However, innovation is happening. Look at the Deltahawk inverted vee liquid cooled four cylinder two stroke turbo and supercharged diesel (runs on Jet A) in the 200 hp range. Also look at the Rotax series, with their current 916iS, four cylinder, four stroke gasoline fuel, air and liquid cooled, geared and electronically controlled, up to 160 hp.
Although I wish the Turbotech company in France success with their turboprop engine, and I think the recuperator is the way forward for small turbine engines for GA due to the increased efficiency, I don't think the Brayton (gas turbine) cycle will ever displace piston engines for small GA aircraft.
And don’t forget how hard they can be to start! Can you imagine putting up with “hot starts” in your car? “Now slowly ease in the mixture knob….”
Why not?
If you don;t already know it, most people have found the the best way to make a small fortune in aviation is to start with a large fortune - and the world of engines is a great example of that. I have been playing around with flying machines for over half a century, and the only “new” engine company to achieve total market penetration has been Rotax - and they spent several large fortunes to do it. They HAD the only because they were making millions of motors for jet skis, snowmobiles, and what-have-you, and could let their profitable activities pay for the development into new industries.
Based on what we see at the big shows (AirVenture, SnF, Aero….), at any one time, there are between half a dozen and a dozen companies developing completely new engines for aviation. The players change every couple of years as companies sink into the swamp of failure while new ones climb out of the primordial ooze to try and gain a foothold on dry land. And yet in the fifty years I have been watching, Rotax is the only one that has achieved the success of Lycoming, Continental, Pratt&Whitney, etc….
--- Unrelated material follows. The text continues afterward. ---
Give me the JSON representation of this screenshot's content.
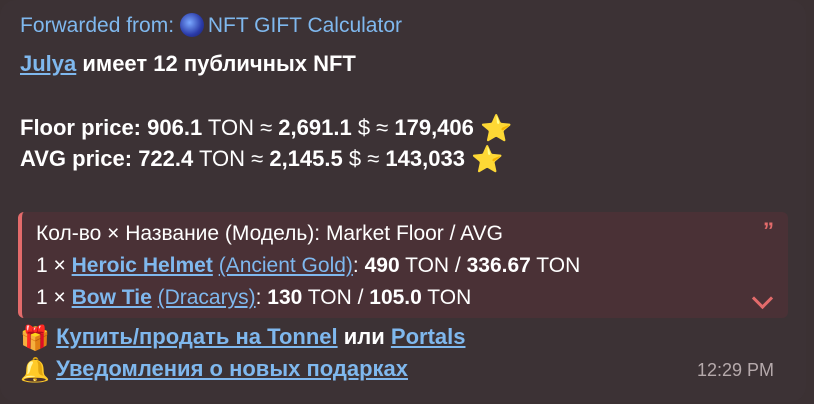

Why is that? If anyone knew the actual firm answer to that, they’d avoid the pitfalls, climb the leader of success, and be “the new engine company that is successful”. My personal theory is that it takes such a huge long-term commitment to persevere through countless failures and expenses that most people and financial backers give up and go for something with surer short-term gains. DeltaHawk has been doggedly working on their engine for twenty years or more, and are just beginning to maybe see the point where they can actually make and sell enoug engines to say that they actually have one. But to get to the number of engines in the field that Lyc, Continue, Rotax have? Won;t happen in my lifetime.
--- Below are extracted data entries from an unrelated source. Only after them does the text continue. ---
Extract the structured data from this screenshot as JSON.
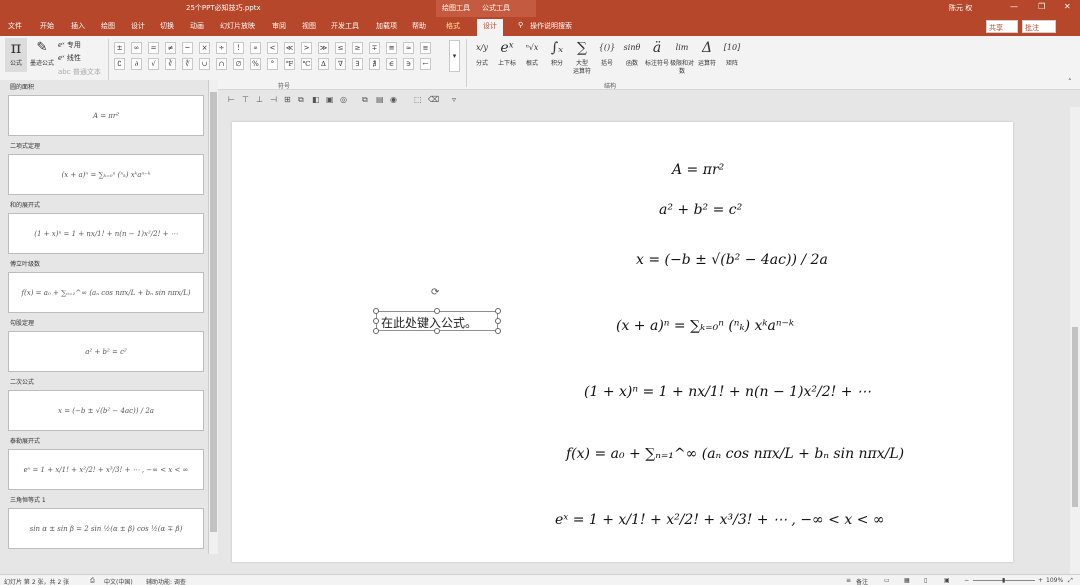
{
  "title_bar": {
    "filename": "25个PPT必知技巧.pptx",
    "context_group_drawing": "绘图工具",
    "context_group_equation": "公式工具",
    "user": "陈元 权",
    "minimize": "—",
    "restore": "❐",
    "close": "✕"
  },
  "tabs": [
    "文件",
    "开始",
    "插入",
    "绘图",
    "设计",
    "切换",
    "动画",
    "幻灯片放映",
    "审阅",
    "视图",
    "开发工具",
    "加载项",
    "帮助",
    "格式",
    "设计"
  ],
  "tell_me": "操作说明搜索",
  "share": "共享",
  "comments": "批注",
  "ribbon": {
    "equation_label": "公式",
    "ink_equation_label": "墨迹公式",
    "professional": "专用",
    "linear": "线性",
    "normal_text": "普通文本",
    "tools_group": "工具",
    "symbols_group": "符号",
    "structures_group": "结构",
    "symbols_row1": [
      "±",
      "∞",
      "=",
      "≠",
      "~",
      "×",
      "÷",
      "!",
      "∝",
      "<",
      "≪",
      ">",
      "≫",
      "≤",
      "≥",
      "∓",
      "≅",
      "≈",
      "≡"
    ],
    "symbols_row2": [
      "∁",
      "∂",
      "√",
      "∛",
      "∜",
      "∪",
      "∩",
      "∅",
      "%",
      "°",
      "℉",
      "℃",
      "∆",
      "∇",
      "∃",
      "∄",
      "∈",
      "∋",
      "←"
    ],
    "structures": [
      {
        "icon": "x/y",
        "label": "分式"
      },
      {
        "icon": "eˣ",
        "label": "上下标"
      },
      {
        "icon": "ⁿ√x",
        "label": "根式"
      },
      {
        "icon": "∫ₓ",
        "label": "积分"
      },
      {
        "icon": "∑",
        "label": "大型\n运算符"
      },
      {
        "icon": "{()}",
        "label": "括号"
      },
      {
        "icon": "sinθ",
        "label": "函数"
      },
      {
        "icon": "ä",
        "label": "标注符号"
      },
      {
        "icon": "lim",
        "label": "极限和对数"
      },
      {
        "icon": "Δ",
        "label": "运算符"
      },
      {
        "icon": "[10]",
        "label": "矩阵"
      }
    ]
  },
  "slides_panel": [
    {
      "title": "圆的面积",
      "formula": "A = πr²"
    },
    {
      "title": "二项式定理",
      "formula": "(x + a)ⁿ = ∑ₖ₌₀ⁿ (ⁿₖ) xᵏaⁿ⁻ᵏ"
    },
    {
      "title": "和的展开式",
      "formula": "(1 + x)ⁿ = 1 + nx/1! + n(n − 1)x²/2! + ⋯"
    },
    {
      "title": "傅立叶级数",
      "formula": "f(x) = a₀ + ∑ₙ₌₁^∞ (aₙ cos nπx/L + bₙ sin nπx/L)"
    },
    {
      "title": "勾股定理",
      "formula": "a² + b² = c²"
    },
    {
      "title": "二次公式",
      "formula": "x = (−b ± √(b² − 4ac)) / 2a"
    },
    {
      "title": "泰勒展开式",
      "formula": "eˣ = 1 + x/1! + x²/2! + x³/3! + ⋯ ,   −∞ < x < ∞"
    },
    {
      "title": "三角恒等式 1",
      "formula": "sin α ± sin β = 2 sin ½(α ± β) cos ½(α ∓ β)"
    }
  ],
  "slide": {
    "placeholder_text": "在此处键入公式。",
    "equations": [
      "A = πr²",
      "a² + b² = c²",
      "x = (−b ± √(b² − 4ac)) / 2a",
      "(x + a)ⁿ = ∑ₖ₌₀ⁿ (ⁿₖ) xᵏaⁿ⁻ᵏ",
      "(1 + x)ⁿ = 1 + nx/1! + n(n − 1)x²/2! + ⋯",
      "f(x) = a₀ + ∑ₙ₌₁^∞ (aₙ cos nπx/L + bₙ sin nπx/L)",
      "eˣ = 1 + x/1! + x²/2! + x³/3! + ⋯ ,     −∞ < x < ∞"
    ]
  },
  "status": {
    "slide_count": "幻灯片 第 2 张，共 2 张",
    "language": "中文(中国)",
    "accessibility": "辅助功能: 调查",
    "notes": "备注",
    "zoom": "109%"
  },
  "colors": {
    "accent": "#b7472a",
    "ribbon_bg": "#f3f3f3"
  }
}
Here’s the thing - all of the successful companies have taken decades of field experience - and failures - to reach a point where they have fixed the problems to reach a level of acceptable reliability. You have to have MILLIONS of accumulated hours before your engine is accepted as reliable enough to fly regularly. How do you get that kind of activity when GA is slowly shrinking? In the middle twentieth century, WW II provided unlimited government funding to help traditional companies build gobs of engines and through them into the field. I often tell people when I give talks that - historically - the greatest impetus to human technical development are wars and exploration. Right now, PBS (the maker of the little turbine engine that I fly) is learning a lot about their motor - and improving it - because they make them for drones being used in the Ukrainian conflict.
What will come along to push the development of the next GA engine?
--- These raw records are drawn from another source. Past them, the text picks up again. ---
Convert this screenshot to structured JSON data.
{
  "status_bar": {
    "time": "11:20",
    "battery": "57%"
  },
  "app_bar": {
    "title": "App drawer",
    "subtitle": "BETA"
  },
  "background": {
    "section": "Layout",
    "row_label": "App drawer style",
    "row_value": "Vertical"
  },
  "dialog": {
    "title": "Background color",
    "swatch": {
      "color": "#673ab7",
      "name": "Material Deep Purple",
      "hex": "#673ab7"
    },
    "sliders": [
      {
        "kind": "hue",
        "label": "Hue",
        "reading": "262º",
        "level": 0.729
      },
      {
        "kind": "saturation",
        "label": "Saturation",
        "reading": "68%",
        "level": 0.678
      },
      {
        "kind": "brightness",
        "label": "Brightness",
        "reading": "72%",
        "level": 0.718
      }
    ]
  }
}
Based on what we see at the big shows (AirVenture, SnF, Aero….), at any one time, there are between half a dozen and a dozen companies developing completely new engines for aviation. The players change every couple of years as companies sink into the swamp of failure while new ones climb out of the primordial ooze to try and gain a foothold on dry land. And yet in the fifty years I have been watching, Rotax is the only one that has achieved the success of Lycoming, Continental, Pratt&Whitney, etc….
Why is that? If anyone knew the actual firm answer to that, they’d avoid the pitfalls, climb the leader of success, and be “the new engine company that is successful”. My personal theory is that it takes such a huge long-term commitment to persevere through countless failures and expenses that most people and financial backers give up and go for something with surer short-term gains. DeltaHawk has been doggedly working on their engine for twenty years or more, and are just beginning to maybe see the point where they can actually make and sell enoug engines to say that they actually have one. But to get to the number of engines in the field that Lyc, Continue, Rotax have? Won;t happen in my lifetime.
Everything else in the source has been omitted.